Dizem que cada pessoa é um mundo povoado de sonhos e desejos. Como se coubesse dentro de nós um cadinho de tantos que somos e das coisas que temos e queremos.
Se assim acreditamos, vivemos rodeados de uma constelação planetária de mundos que se esbarram no trânsito louco dos encontros. Confesso que o mundo dos outros, às vezes, me deixa mais encantado do que o meu. E sou flagrado querendo aquele mundo pra mim.
A cama da enfermaria parecia maior do que ela. Era como uma cama king size gigante, maior do que um carro onde se pega carona. Ela parecia gostar dali, não havia queixa, sem expressões de dor, era como um colinho bom de mãe. Sua cama estava bem perto de onde a gente lava as mãos pra começar o trabalho dentro da UTI pediátrica. E mesmo parecendo os estranhos no ninho, com tanta coisa diferente (chapéu, maquiagem, nariz vermelho, camisa florida), não obtivemos sequer um olhar dela. Contemplava o branco infinito do teto como se meditasse.
Chegamos batendo na porta, chamando pelo seu nome, que estava escrito numa prancha acima da cama. Ela tinha cinco anos e estava imóvel, com um olhar atento, escutando o chamado. Tudo era bem delicado e pedia menos do que a gente costuma pensar que criança gosta. Às vezes, crianças não curtem ver vídeo de bonecos coloridos dançando e cantando ao mesmo tempo.
A voz da gente era sussurrada, igual a um passarinho aprendendo a cantar. Quando o tempo daquela conversa mole nos pareceu suficiente, veio a vontade de mergulhar nas águas tranquilas e agitar um pouco, fazer uma baderna boa.
Dr. Marmelo retira do bolso um chocalho em forma de ovo de galinha. Como era fácil brincar com ele! Como se movesse céus e terras, ela aceita tocar conosco, sem nada dizer com palavras, apenas gestos. E de posse do instrumento, ela balança sem parar, fazendo o som chamar a atenção da equipe médica e de técnicos que estudavam os casos mais graves do dia. Agora eu entendia o fascínio que os pequenos mundos nos movem.
Ela fazia uma translação de mundos, como um móbile pendurado no teto se movendo ao balanço do vento. Seu mundo girou rápido depois de tanta calmaria e, para não agitar muito e virar um redemoinho, marcamos para continuar na próxima visita.
Assim foram mais de quatro encontros, entre sins e nãos, sempre sem falas; apenas olhares e mover de olhos e cabeça. Aquela rotação de mundo nos fascinava. Era do tamanho de uma grandeza que assusta, mas um assustado bom.

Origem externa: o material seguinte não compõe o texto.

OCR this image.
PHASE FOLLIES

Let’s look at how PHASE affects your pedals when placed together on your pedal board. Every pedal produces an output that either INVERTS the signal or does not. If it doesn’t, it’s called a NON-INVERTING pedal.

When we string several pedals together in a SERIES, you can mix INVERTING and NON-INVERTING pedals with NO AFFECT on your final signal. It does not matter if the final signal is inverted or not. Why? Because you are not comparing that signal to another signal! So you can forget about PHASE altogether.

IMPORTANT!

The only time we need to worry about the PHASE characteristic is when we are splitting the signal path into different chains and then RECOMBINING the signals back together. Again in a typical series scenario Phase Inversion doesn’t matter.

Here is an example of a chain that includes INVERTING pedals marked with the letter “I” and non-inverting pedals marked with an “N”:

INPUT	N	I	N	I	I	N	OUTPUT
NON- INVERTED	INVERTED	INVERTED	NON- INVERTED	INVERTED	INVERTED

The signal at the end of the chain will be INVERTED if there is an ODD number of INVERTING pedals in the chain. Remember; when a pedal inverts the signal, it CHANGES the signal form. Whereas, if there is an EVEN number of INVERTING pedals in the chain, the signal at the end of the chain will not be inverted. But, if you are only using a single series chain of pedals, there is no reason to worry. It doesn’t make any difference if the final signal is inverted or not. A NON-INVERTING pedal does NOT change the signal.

Para surpresa nossa, a pequena já não se encontra na UTI e foi para o 4ª andar da Enfermaria, o que significa que seu quadro evoluiu, como se ela entrasse numa outra esfera dos planetas alinhados, para uma dimensão melhor. Em breve ela deve ter alta e desbravar com seu mundo os outros mundos que lhe esperam.

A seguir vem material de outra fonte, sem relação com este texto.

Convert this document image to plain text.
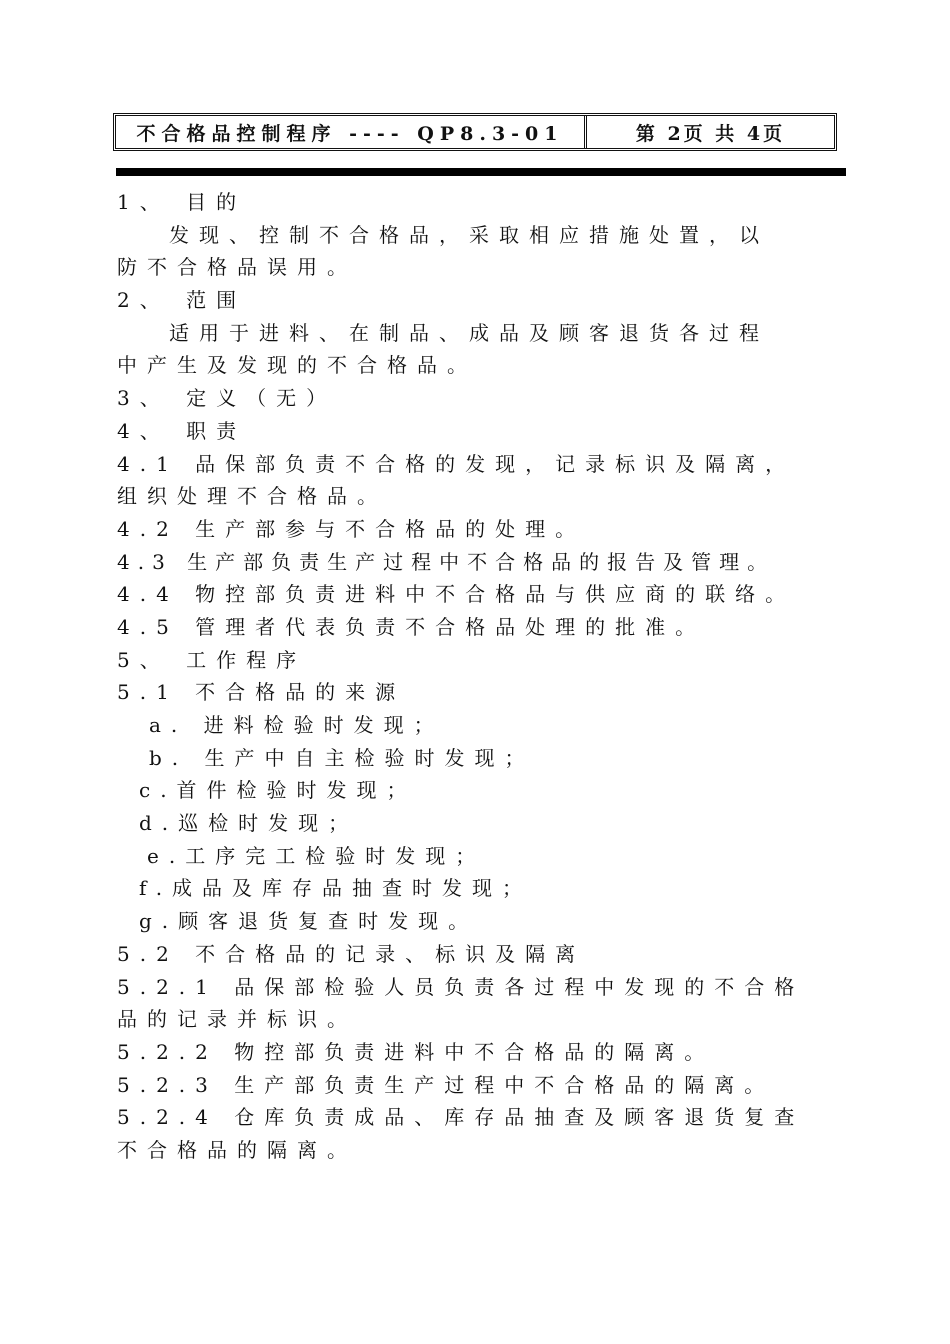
不合格品控制程序 ---- QP8.3-01	第 2页 共 4页
1、 目的
发现、控制不合格品，采取相应措施处置，以
防不合格品误用。
2、 范围
适用于进料、在制品、成品及顾客退货各过程
中产生及发现的不合格品。
3、 定义（无）
4、 职责
4.1 品保部负责不合格的发现，记录标识及隔离，
组织处理不合格品。
4.2 生产部参与不合格品的处理。
4.3 生产部负责生产过程中不合格品的报告及管理。
4.4 物控部负责进料中不合格品与供应商的联络。
4.5 管理者代表负责不合格品处理的批准。
5、 工作程序
5.1 不合格品的来源
a. 进料检验时发现；
b. 生产中自主检验时发现；
c.首件检验时发现；
d.巡检时发现；
e.工序完工检验时发现；
f.成品及库存品抽查时发现；
g.顾客退货复查时发现。
5.2 不合格品的记录、标识及隔离
5.2.1 品保部检验人员负责各过程中发现的不合格
品的记录并标识。
5.2.2 物控部负责进料中不合格品的隔离。
5.2.3 生产部负责生产过程中不合格品的隔离。
5.2.4 仓库负责成品、库存品抽查及顾客退货复查
不合格品的隔离。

No último encontro, ela não quis nem brincar e nem fizemos cara feia feito meninos birrentos. Mas deixamos marcada uma próxima visita e repetimos várias vezes o combinado, para ela não esquecer. E, assim, a vida gira entre asteroides, planetas, mundos que se cruzam e que fazem o universo estrelar das coisas pequenas e grandes dentro do hospital.